José Veiga está indiciado por corrupção no comércio internacional, fraude fiscal qualificada, branqueamento de capitais e tráfico de influência. No epicentro da investigação, como a VISÃO já noticiou, encontra-se uma proposta de Veiga para a compra, por cerca de €14 milhões, do Banco Internacional de Cabo Verde (BICV), através do Norwich Group, sociedade de que era o único acionista. O BICV pertencia ao universo do Grupo Espírito Santo e Paulo Santana Lopes terá surgido no processo para colmatar as falhas de credibilidade de Veiga durante as negociações com o Novo Banco.
A investigação cruzar-se-ia com outro nome do futebol, o ex-presidente do Benfica Manuel Damásio, o qual teria o papel de introduzir Miguel Relvas como “facilitador” no processo de compra do BICV, intercedendo por Veiga junto de Sérgio Monteiro, que fora nomeado, em novembro de 2015, consultor do Fundo de Resolução para a venda do Novo Banco.
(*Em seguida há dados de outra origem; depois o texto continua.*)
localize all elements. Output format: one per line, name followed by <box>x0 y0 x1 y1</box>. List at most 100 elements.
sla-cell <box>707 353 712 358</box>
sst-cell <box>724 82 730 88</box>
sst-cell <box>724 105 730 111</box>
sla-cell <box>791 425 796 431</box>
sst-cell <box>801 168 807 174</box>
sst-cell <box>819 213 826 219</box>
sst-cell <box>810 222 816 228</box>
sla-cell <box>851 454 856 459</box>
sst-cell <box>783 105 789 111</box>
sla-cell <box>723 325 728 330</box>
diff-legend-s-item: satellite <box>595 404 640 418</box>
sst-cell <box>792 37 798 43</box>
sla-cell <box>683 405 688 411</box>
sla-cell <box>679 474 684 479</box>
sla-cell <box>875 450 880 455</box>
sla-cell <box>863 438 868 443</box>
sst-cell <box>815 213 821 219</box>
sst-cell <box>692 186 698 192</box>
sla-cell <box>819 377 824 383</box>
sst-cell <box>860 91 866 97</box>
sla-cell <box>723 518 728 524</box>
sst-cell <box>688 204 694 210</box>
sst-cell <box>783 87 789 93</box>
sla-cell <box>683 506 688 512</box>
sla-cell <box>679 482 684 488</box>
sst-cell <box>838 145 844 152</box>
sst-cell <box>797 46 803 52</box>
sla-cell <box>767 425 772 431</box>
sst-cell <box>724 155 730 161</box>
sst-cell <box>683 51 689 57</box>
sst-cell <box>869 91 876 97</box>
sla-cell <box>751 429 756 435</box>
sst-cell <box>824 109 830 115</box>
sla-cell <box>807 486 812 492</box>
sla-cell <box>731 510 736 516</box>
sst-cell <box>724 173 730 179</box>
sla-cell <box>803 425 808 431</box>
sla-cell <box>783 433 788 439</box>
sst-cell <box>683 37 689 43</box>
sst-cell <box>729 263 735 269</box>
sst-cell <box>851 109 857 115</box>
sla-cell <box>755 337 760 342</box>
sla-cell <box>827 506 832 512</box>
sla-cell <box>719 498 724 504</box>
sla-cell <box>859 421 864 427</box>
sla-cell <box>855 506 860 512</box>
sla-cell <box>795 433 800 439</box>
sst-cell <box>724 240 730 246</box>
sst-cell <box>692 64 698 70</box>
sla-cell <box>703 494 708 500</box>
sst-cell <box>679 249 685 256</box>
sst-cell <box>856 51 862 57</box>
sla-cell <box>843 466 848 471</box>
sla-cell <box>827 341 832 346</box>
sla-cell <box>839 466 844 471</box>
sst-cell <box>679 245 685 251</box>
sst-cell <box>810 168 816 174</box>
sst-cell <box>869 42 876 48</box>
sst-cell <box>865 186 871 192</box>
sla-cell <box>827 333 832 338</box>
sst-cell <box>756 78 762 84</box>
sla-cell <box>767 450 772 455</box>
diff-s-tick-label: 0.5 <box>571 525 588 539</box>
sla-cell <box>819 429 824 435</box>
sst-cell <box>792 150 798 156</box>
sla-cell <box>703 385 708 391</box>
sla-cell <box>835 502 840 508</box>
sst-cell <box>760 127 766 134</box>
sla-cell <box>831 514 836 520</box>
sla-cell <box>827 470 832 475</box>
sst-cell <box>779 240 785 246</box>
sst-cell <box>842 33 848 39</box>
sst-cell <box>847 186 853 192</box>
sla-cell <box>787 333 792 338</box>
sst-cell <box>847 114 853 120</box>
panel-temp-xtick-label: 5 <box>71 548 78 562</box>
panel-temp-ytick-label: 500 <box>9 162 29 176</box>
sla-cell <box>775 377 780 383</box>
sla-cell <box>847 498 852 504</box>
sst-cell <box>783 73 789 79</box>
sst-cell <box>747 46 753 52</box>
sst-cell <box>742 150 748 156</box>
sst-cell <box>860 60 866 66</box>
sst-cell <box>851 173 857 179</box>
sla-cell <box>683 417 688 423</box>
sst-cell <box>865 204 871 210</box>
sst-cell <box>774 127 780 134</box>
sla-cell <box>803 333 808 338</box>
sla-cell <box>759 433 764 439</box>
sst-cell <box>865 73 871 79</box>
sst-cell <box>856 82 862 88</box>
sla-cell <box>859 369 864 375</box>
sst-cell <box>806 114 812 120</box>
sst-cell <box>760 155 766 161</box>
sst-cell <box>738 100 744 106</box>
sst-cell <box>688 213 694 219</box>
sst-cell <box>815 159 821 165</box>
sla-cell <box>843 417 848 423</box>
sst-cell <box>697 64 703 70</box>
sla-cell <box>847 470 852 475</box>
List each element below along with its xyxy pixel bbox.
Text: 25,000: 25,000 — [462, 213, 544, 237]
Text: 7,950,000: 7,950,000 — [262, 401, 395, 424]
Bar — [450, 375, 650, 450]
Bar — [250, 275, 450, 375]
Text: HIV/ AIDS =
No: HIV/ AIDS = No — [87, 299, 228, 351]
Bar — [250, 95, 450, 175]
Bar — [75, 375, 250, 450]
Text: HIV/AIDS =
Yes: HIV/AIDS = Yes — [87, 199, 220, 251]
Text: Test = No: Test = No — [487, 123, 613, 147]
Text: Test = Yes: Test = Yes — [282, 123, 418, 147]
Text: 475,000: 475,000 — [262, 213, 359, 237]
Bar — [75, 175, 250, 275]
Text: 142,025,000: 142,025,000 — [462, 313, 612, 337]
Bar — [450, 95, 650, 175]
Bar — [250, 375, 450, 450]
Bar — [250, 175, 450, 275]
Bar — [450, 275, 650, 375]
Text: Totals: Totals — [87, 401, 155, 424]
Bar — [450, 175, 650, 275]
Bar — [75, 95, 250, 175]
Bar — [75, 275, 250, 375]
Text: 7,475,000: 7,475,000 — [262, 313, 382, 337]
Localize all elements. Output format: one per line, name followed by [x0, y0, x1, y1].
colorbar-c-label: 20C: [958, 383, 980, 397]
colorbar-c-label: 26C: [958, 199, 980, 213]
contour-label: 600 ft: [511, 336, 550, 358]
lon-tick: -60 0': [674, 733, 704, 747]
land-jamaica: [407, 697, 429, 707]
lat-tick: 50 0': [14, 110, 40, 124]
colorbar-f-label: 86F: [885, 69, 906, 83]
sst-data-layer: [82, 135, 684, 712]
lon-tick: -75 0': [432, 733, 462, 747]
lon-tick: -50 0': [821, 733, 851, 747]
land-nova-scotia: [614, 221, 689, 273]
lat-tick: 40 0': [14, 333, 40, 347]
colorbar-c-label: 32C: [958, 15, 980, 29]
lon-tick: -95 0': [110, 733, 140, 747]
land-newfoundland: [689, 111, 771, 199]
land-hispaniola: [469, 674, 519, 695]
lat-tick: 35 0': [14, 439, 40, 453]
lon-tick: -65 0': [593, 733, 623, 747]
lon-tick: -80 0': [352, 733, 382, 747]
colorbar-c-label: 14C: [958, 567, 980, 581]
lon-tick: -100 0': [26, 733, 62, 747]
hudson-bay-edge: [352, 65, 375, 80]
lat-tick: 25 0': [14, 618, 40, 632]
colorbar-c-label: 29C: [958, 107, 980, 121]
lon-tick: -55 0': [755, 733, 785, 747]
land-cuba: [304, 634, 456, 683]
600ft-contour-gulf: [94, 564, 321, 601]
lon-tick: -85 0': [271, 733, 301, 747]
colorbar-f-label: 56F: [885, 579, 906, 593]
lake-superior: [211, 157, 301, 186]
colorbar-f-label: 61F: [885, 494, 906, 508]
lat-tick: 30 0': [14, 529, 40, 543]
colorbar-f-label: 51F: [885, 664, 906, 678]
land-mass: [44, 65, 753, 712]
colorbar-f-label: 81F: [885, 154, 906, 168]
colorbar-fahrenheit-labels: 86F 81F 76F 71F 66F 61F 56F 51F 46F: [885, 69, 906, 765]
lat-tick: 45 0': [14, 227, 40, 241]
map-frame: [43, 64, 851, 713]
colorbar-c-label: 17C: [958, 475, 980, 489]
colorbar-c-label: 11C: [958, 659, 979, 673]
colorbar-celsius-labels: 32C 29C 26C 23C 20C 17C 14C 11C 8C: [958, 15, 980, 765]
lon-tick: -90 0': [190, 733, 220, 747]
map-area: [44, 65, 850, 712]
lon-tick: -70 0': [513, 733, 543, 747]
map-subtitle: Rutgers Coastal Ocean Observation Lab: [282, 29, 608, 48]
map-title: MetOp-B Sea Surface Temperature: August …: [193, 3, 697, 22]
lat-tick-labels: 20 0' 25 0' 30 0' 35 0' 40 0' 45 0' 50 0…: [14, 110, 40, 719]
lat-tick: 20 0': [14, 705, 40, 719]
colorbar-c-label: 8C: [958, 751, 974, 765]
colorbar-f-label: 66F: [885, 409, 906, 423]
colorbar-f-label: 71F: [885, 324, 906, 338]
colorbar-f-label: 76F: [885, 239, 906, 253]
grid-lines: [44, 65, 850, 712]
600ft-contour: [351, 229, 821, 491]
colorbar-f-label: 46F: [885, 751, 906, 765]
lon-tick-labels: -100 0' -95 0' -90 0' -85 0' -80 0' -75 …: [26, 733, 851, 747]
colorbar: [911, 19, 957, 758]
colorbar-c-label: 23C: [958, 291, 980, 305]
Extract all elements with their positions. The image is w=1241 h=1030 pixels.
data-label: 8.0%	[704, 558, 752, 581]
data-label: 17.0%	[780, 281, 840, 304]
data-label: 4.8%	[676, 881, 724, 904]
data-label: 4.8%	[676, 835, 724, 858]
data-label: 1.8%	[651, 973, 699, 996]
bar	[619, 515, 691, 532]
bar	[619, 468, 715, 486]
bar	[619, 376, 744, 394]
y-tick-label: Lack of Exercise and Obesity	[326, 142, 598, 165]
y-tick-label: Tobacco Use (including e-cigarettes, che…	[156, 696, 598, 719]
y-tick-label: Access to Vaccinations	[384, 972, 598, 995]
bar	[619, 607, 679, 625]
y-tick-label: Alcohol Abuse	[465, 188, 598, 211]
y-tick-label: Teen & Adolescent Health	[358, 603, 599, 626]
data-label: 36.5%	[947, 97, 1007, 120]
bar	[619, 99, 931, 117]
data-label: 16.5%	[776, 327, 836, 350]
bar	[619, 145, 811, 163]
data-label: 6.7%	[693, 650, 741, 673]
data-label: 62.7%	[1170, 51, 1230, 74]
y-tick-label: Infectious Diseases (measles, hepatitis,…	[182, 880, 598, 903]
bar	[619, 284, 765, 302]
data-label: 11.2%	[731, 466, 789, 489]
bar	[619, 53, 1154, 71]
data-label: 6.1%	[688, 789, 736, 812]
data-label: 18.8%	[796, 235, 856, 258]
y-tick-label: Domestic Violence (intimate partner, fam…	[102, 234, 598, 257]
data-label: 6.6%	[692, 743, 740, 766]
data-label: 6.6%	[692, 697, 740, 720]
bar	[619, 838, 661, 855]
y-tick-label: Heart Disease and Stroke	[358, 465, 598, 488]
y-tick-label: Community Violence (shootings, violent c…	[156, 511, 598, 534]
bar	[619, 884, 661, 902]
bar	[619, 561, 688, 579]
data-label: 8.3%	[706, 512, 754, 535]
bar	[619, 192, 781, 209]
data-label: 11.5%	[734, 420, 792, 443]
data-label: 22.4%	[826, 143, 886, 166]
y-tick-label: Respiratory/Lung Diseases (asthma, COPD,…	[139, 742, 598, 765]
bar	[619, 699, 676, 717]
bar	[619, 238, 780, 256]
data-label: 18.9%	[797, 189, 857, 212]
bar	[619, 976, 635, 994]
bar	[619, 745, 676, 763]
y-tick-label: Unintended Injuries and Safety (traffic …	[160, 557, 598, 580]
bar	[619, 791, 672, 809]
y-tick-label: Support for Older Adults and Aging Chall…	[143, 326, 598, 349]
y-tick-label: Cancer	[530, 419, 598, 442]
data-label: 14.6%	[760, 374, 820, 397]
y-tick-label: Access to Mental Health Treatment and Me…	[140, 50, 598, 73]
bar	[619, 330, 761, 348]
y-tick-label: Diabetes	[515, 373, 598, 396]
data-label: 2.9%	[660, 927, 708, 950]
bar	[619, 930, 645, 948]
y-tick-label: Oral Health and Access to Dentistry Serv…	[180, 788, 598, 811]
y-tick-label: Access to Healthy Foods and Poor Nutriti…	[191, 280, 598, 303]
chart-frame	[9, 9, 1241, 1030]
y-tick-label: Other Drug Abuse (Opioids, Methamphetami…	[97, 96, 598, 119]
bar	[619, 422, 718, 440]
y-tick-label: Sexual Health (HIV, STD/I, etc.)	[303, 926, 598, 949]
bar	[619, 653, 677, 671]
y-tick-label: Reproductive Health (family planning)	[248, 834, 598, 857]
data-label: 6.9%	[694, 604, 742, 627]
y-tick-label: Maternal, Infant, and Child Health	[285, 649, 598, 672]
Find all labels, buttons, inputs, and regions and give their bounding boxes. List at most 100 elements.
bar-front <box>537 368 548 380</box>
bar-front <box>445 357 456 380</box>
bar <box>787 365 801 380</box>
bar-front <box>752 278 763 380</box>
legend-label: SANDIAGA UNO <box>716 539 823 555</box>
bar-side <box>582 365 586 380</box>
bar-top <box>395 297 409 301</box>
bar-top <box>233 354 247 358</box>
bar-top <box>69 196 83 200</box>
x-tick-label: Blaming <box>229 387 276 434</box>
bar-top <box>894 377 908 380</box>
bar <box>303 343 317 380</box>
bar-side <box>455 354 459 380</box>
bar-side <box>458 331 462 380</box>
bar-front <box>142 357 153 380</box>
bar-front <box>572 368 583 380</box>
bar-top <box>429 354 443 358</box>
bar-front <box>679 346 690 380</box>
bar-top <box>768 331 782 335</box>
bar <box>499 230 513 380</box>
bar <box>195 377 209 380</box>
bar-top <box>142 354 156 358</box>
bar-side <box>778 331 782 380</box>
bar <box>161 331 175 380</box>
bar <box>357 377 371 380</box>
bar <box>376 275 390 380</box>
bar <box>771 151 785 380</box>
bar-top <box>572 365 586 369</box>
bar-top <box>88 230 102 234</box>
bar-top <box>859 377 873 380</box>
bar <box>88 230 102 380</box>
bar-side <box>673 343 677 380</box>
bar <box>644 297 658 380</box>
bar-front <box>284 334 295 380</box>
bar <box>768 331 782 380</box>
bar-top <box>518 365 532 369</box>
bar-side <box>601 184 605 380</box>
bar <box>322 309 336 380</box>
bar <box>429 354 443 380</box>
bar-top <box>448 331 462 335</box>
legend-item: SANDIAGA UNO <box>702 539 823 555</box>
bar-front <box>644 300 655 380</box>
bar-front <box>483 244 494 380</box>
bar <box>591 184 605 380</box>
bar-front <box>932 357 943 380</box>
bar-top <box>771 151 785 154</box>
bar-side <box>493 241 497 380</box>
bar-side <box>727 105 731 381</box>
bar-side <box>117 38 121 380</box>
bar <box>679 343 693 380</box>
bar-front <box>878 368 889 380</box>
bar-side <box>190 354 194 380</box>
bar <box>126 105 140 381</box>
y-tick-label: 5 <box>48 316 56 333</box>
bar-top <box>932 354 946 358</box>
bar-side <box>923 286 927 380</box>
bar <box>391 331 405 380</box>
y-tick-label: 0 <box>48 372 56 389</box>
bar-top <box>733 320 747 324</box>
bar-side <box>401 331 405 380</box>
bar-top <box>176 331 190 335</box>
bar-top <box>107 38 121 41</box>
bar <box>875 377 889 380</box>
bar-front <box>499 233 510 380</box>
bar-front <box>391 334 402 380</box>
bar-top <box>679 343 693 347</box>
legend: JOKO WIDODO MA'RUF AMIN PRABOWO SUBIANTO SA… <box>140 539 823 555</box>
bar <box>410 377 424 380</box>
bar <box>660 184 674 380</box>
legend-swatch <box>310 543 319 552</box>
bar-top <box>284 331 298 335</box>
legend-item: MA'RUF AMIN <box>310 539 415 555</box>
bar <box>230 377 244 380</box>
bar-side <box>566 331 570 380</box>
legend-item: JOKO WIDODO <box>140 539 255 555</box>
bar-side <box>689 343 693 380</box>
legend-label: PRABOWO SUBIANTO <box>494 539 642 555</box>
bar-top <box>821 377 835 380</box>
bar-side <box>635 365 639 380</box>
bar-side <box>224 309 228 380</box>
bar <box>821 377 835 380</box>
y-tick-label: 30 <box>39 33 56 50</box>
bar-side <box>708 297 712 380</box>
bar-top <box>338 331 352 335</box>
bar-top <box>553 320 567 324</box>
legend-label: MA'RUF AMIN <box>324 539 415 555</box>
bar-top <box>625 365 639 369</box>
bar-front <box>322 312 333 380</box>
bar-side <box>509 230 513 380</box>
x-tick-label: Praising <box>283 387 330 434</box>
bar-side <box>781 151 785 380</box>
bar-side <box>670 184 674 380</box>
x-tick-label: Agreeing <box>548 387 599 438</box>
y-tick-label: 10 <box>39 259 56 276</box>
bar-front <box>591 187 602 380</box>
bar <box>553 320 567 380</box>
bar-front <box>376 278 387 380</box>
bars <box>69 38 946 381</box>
Tanto o ex-ministro como o ex-secretário de Estado do Governo de Passos Coelho negaram ter tido qualquer envolvimento naquele negócio. Mas o juiz Carlos Alexandre proibiu os arguidos do inquérito da Rota do Atlântico de contactarem com Miguel Relvas e Sérgio Monteiro.
Uma ‘mina’ chamada Congo-Brazzaville
Depois da sua queda em desgraça como agente de futebolistas, José Veiga virou-se para o Congo-Brazzaville, conseguindo estabelecer relações privilegiadas com altas figuras do regime do general Denis Sassou Nguesso. De tal forma que até adquiriu a nacionalidade congolesa.
A tentativa de compra do BICV, de acordo com os investigadores, também remetia para a elite de Brazzaville: 70% a 80% do total dos depósitos no antigo banco do Grupo Espírito Santo na Cidade da Praia seriam de congoleses, parte deles em nome de offshores representadas por testas de ferro, e havia razões de sobra para temer pelo futuro daquela instituição bancária.
José Veiga tornou-se diretor-geral da brasileira Asperbras no Congo-Brazzaville, e as contratações para empreitadas públicas choveram, com Paulo Santana Lopes no controlo das obras. Só entre 2012 e 2013, a Asperbras terá recebido do Estado congolês 1 100 milhões de dólares (€982 milhões). O Ministério Público português possui fortes indícios de que Veiga terá conseguido aqueles contratos através do suborno de responsáveis políticos do regime de Nguesso. Em contrapartida, o ex-agente FIFA e Paulo Santana Lopes receberiam luvas, canalizadas mediante uma intrincada teia de transferâncias bancárias.
O inquérito da operação Rota do Atlântico, dirigido pelas procuradoras Susana Figueiredo e Sara Sobral, do Departamento Central de Investigação e Ação Penal, foi declarado de “especial complexidade”, pelo que a dedução da acusação ainda demorará, por certo, mais de um ano.